Apple has built up a huge account balance of goodwill over the last decade, and they appear to have decided that it is time to empty that account. To be fair, Apple’s official statements seem to indicate that they believe that their inventions are being infringed (in the case of the HTC lawsuit); that they believe the AppStore requires a high bar for acceptance to maintain the quality of the experience on Apple devices; that they believe Flash is a security nightmare and CPU pigdog (to paraphrase some of the actual quotes that have been attributed to Apple’s CEO in the media); and that they believe that allowing people to compile their runtime interpreters into native applications is somehow an end-around move on their AppStore business model. But whichever side you take in these disputes, I think everyone has to accept that the tone of the conversation has irreversibly changed; with revenue comes arrogance, as they say in Silicon Valley (and probably everywhere else in the business world). The friendly days when Apple was a darling underdog and partner are gone forever, and we should get used to dealing with the 220 Billion Dollar Monster.
As a developer, I couldn’t be more turned off by a company that tells me which languages I can and can’t use. I want the freedom to choose the language that makes the most sense, or maybe seems the most fun to use, or maybe has the most available libraries for what I want to do, rather than being forced to live by someone else’s language laws. And I might just want to port some older code, rather than re-writing it from scratch in a “certified” language that is permitted by the device vendor. At the end of the day it is all object code running on the device, and the programming language that I used to capture my ideas before compiling it to object code isn’t really important.
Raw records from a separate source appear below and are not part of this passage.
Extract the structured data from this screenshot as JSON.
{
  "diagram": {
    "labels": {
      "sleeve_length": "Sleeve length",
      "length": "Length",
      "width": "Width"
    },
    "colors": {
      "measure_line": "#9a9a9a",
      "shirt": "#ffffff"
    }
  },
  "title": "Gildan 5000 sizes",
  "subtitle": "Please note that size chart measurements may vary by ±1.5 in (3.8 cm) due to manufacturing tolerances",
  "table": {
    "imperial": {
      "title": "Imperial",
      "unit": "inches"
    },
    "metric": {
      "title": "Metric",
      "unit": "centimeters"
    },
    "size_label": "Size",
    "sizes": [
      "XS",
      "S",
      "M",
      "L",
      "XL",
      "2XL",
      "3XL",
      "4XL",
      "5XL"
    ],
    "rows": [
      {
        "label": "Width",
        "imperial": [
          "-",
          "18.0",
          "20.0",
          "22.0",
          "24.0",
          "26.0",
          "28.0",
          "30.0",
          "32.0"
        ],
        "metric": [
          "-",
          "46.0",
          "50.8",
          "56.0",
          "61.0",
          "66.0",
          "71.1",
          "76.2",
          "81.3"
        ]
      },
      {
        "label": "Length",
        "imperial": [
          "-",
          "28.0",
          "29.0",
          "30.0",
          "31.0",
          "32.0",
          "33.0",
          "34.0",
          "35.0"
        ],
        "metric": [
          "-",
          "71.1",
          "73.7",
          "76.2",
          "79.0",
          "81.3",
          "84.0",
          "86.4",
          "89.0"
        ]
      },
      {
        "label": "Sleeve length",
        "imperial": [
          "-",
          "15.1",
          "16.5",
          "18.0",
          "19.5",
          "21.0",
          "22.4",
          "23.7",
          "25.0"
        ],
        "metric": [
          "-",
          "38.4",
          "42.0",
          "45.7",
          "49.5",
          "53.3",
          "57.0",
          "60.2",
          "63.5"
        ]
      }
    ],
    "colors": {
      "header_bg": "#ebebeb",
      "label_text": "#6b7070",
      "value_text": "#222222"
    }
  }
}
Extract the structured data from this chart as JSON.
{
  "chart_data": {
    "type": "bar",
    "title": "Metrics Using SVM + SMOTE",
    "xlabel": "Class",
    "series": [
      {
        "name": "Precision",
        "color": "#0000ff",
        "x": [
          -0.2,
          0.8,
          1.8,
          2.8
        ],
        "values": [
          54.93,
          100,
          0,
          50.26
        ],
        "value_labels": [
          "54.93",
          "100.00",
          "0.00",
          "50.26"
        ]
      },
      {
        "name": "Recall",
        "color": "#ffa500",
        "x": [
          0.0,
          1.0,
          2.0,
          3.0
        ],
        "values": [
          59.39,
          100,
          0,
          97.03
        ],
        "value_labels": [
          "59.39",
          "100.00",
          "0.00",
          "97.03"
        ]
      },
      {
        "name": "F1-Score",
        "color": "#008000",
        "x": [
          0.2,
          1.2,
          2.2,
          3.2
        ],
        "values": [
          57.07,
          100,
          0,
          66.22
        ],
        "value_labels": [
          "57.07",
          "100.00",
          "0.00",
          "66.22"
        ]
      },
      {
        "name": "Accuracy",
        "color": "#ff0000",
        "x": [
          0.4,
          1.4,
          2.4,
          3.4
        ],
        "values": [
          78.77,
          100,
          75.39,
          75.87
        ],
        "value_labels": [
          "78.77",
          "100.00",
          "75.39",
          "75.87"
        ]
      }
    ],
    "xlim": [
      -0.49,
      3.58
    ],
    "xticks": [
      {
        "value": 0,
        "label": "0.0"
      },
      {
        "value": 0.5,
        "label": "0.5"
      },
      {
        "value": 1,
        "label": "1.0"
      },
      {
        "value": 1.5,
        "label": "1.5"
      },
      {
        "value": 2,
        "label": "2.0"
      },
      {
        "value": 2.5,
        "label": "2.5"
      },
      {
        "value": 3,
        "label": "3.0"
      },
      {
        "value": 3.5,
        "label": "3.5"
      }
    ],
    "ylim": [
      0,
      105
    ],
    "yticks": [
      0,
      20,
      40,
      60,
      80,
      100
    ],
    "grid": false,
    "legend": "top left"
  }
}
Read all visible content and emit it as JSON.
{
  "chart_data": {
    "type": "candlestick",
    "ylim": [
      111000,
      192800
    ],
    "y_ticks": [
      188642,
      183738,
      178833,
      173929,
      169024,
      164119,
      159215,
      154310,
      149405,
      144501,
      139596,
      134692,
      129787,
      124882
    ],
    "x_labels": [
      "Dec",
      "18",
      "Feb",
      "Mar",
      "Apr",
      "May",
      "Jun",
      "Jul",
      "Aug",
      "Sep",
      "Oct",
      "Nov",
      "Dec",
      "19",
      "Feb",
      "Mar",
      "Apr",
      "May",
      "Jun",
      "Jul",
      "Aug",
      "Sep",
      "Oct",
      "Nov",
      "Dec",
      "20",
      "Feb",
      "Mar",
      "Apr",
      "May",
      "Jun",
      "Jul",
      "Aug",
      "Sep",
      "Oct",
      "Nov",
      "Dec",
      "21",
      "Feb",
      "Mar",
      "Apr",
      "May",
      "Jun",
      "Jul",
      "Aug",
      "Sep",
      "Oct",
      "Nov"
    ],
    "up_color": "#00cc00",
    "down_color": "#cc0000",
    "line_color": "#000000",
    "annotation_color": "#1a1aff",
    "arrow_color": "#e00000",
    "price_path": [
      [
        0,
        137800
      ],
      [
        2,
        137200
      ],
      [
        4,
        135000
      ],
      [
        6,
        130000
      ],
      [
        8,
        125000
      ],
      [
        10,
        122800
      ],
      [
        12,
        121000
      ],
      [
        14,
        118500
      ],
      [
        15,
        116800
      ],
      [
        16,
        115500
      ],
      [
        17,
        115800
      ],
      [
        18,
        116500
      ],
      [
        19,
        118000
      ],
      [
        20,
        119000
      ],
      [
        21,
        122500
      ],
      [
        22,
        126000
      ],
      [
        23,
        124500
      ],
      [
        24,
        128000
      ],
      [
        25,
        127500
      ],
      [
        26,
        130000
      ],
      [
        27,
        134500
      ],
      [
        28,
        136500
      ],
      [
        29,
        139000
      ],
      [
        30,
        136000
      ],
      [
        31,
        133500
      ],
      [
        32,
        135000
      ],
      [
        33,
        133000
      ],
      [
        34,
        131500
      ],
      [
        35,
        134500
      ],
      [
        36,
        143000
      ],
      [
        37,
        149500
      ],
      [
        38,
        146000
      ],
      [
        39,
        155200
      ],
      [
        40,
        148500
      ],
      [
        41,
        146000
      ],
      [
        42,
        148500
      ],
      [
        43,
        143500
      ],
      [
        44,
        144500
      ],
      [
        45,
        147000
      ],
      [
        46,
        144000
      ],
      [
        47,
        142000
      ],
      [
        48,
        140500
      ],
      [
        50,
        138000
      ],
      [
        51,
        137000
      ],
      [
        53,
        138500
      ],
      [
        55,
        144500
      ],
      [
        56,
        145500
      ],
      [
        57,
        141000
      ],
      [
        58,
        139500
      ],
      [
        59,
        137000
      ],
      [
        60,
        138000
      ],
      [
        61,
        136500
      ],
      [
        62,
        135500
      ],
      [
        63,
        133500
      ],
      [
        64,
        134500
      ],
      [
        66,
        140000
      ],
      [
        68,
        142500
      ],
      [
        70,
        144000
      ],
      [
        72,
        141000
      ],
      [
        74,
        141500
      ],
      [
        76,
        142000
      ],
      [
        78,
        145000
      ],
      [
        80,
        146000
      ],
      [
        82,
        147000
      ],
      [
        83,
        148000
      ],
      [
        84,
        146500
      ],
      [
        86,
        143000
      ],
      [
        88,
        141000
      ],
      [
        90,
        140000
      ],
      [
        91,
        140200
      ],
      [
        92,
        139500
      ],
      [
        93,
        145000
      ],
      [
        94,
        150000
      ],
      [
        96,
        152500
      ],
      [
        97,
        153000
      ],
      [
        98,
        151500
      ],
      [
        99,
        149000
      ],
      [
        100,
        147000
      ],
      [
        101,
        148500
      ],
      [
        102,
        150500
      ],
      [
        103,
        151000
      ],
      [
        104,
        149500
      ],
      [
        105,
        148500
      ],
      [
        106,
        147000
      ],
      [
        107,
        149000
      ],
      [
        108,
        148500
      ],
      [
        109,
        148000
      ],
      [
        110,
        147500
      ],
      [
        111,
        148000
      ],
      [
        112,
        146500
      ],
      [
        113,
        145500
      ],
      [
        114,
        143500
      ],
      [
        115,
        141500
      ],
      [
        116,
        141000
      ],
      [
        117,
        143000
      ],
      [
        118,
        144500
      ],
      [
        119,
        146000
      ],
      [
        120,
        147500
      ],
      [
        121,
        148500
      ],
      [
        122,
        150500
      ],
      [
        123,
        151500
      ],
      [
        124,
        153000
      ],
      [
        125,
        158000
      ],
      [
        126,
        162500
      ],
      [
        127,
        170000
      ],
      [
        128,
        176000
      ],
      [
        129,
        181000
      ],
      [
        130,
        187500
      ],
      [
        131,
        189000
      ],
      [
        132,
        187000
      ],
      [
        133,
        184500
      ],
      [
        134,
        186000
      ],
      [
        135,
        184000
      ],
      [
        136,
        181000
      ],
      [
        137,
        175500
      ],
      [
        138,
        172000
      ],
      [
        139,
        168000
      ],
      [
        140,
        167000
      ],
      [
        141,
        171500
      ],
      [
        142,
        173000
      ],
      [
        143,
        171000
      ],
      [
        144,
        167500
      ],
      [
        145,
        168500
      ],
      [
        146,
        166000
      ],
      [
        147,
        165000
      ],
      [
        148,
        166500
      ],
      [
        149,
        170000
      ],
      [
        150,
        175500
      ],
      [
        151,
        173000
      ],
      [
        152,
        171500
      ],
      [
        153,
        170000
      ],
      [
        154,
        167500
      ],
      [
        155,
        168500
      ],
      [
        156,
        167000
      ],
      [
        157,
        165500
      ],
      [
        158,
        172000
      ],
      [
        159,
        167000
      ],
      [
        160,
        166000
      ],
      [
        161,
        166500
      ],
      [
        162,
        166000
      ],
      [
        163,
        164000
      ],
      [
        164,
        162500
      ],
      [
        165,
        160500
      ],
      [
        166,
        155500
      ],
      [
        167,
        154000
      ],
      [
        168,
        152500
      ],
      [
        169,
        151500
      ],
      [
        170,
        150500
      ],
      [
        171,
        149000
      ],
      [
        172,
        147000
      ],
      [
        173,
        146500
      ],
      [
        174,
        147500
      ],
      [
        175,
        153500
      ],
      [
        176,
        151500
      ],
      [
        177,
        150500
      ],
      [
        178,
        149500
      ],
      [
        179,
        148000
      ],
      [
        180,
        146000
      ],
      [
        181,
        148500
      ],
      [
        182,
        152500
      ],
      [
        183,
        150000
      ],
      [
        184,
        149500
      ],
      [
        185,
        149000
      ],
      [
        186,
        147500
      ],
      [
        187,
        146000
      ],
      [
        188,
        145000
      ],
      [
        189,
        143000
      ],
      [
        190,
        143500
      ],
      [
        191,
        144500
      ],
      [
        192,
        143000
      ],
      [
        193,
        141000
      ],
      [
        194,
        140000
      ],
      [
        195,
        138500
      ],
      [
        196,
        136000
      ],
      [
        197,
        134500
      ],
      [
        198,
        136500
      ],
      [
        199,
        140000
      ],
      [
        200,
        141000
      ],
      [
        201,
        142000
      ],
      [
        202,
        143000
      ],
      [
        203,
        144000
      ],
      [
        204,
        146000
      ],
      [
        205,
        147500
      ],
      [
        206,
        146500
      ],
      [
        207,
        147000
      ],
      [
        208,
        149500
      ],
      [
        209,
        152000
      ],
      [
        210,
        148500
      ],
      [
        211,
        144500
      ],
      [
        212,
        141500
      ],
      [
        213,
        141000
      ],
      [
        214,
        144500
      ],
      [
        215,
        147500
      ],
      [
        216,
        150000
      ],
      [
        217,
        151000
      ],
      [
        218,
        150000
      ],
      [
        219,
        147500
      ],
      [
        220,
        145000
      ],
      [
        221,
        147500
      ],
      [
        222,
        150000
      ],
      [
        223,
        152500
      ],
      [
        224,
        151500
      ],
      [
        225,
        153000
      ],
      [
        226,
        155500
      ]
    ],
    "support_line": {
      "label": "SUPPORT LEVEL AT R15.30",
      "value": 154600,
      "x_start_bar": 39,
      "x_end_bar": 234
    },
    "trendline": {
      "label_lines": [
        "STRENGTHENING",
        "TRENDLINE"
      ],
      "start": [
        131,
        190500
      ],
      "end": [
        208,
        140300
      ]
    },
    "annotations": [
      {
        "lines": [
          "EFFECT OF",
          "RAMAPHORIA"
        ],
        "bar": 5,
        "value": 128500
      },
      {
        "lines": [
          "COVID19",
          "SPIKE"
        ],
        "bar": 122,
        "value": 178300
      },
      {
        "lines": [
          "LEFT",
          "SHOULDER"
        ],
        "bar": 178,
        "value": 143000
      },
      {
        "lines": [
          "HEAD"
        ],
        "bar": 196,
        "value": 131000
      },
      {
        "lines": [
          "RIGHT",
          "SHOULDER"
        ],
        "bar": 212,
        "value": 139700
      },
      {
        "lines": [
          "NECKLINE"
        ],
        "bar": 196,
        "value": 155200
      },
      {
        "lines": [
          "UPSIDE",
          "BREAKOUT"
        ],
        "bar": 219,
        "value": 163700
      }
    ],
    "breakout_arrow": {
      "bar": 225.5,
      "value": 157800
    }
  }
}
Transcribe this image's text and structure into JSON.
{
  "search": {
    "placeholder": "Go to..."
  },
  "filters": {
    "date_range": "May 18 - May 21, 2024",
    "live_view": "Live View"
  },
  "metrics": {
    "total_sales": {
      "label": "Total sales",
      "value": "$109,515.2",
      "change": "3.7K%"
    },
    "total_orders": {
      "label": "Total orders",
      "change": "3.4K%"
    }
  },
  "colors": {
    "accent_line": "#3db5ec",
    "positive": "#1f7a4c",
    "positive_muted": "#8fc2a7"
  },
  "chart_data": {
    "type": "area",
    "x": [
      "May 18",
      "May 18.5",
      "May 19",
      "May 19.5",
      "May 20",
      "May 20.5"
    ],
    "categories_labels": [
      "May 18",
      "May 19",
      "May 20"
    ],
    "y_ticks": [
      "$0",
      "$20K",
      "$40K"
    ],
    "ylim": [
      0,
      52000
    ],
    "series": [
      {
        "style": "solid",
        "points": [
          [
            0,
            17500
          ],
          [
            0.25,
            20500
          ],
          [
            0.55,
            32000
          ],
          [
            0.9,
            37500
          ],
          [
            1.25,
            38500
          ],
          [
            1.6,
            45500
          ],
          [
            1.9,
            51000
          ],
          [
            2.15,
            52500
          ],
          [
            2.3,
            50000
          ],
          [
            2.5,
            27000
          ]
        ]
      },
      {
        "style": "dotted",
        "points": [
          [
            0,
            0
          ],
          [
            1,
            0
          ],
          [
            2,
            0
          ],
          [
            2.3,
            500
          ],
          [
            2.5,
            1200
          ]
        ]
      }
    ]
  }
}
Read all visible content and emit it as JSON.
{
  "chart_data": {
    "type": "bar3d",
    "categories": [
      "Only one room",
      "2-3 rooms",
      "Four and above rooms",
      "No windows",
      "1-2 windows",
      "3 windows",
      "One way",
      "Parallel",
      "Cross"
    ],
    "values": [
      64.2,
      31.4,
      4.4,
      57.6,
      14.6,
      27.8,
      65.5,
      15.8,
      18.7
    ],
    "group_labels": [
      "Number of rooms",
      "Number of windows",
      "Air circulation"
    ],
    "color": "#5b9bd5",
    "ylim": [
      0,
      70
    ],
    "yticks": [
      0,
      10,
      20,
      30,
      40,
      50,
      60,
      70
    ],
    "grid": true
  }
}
Unless you have a business model that you perceive to be at risk from certain programming languages, in which case it is very important…
So how does this end? I think it can only end badly for everyone. Some number of cool apps will never make it to certain devices under these rules. Some developers will be turned off and will leave this particular ecosystem for less-restrictive ones. And most importantly, all of the big companies will have their shields up and proton torpedoes armed and they will stop collaborating on the things that only big companies can do together. For example, remember how cool it was when the iPhone shipped with Google Maps and location awareness? Some might say that was revolutionary all by itself.
But I think this week was a very bad week for us all, because it clearly marks the end of any effective inter-corporate collaboration in the emerging mobile device universe.